Process mining analyses data from BPM, workflow, and DMS systems to show how processes actually run. This enables comparison between the model and reality, and quick detection of discrepancies.

As a result, organisations can verify whether designed processes work as intended, identify areas for optimisation or automation, better align workflows with user needs, and improve document management.

Importantly, process mining operates continuously, delivering up-to-date insights into process performance. This transforms BPM, workflow, and DMS from static operational tools into components of a dynamic, continuously optimised process management ecosystem.

Preparing an Organisation for Process Mining Implementation

Implementing process mining doesn’t start with technology—it starts with organisational readiness. The first step is defining the business goal. The organisation must clearly state what it wants to achieve: shorter process times, cost reduction, improved customer service, or better compliance. This helps focus efforts and avoid scattered initiatives.

Next is selecting processes for analysis. It’s best to start with those that are repetitive, well-digitised, and have a real impact—such as invoice processing, procurement, or service requests. Early wins in these areas make it easier to scale the solution.

Data availability and quality are also critical. Process mining relies on event logs from systems like ERP, CRM, or workflow, so it’s essential to check whether the data is complete, consistent, and analysable. Often, this step reveals areas that need data cleanup.
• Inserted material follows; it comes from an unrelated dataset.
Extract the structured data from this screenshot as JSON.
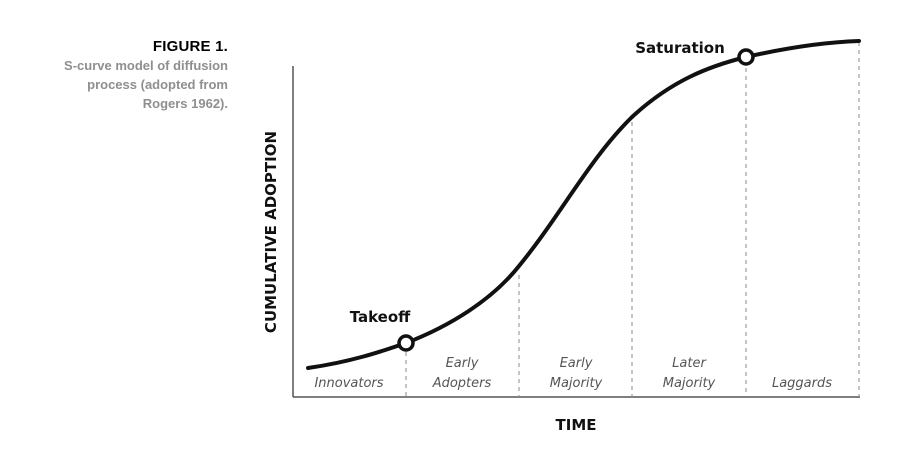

Team engagement is another key factor. Process mining requires collaboration between business units, IT, and process owners. Employees must understand the project’s purpose and see it as support—not surveillance.

A good approach is to start with a pilot (proof of concept). This quickly demonstrates value, identifies initial improvements, and builds internal capabilities.

It’s important to remember that process mining is not a one-off project—it’s a continuous improvement journey. That’s why it’s essential to plan from the start how analysis results will be used in practice—for workflow optimisation, automation, or operational decision-making.

Challenges and Limitations of Process Mining

Process mining is a powerful analytical tool, but like any data-driven solution, it has limitations and requires the right approach.

One common challenge is data quality and availability. Since process mining relies on IT system event logs, incomplete, inconsistent, or fragmented data can lead to inaccurate results. This necessitates prior data cleanup and integration.

Another limitation is the lack of full business context in the data. Process mining shows what happened and in what order—but not always why. Interpreting results requires input from people familiar with the processes and organisational realities.

Process complexity and visualisation can also be an issue. In organisations with many process variants, the maps generated by process mining can be overwhelming—especially at first. This requires appropriate data filtering and narrowing the analysis to key paths.

Organisational resistance is another factor. Process transparency may be perceived as a form of surveillance, raising concerns among employees. It’s crucial to communicate that the goal is improvement—not control.

Another limitation is the focus solely on system data. Process mining doesn’t capture actions outside systems (e.g., phone calls or informal decisions), which also affect process flow.

Finally, process mining doesn’t solve problems on its own—it only identifies them. What matters is how the organisation acts on the insights. Can it translate them into real improvements, optimisations, and change?

Pre-Implementation Analysis: An Investment, Not a Cost

A key aspect of implementing new systems is pre-implementation analysis. At first glance, it may seem like an extra cost—but a closer look reveals that it can prevent many post-implementation issues.

At Primesoft Polska, all V-Desk system implementations are preceded by an analysis. It’s like process mining prior to the project kick-off. This gives the client insights into key challenges in structuring business processes. The provider, in turn, gains a better understanding of the client’s expectations and more data to select the right tools for the organisation.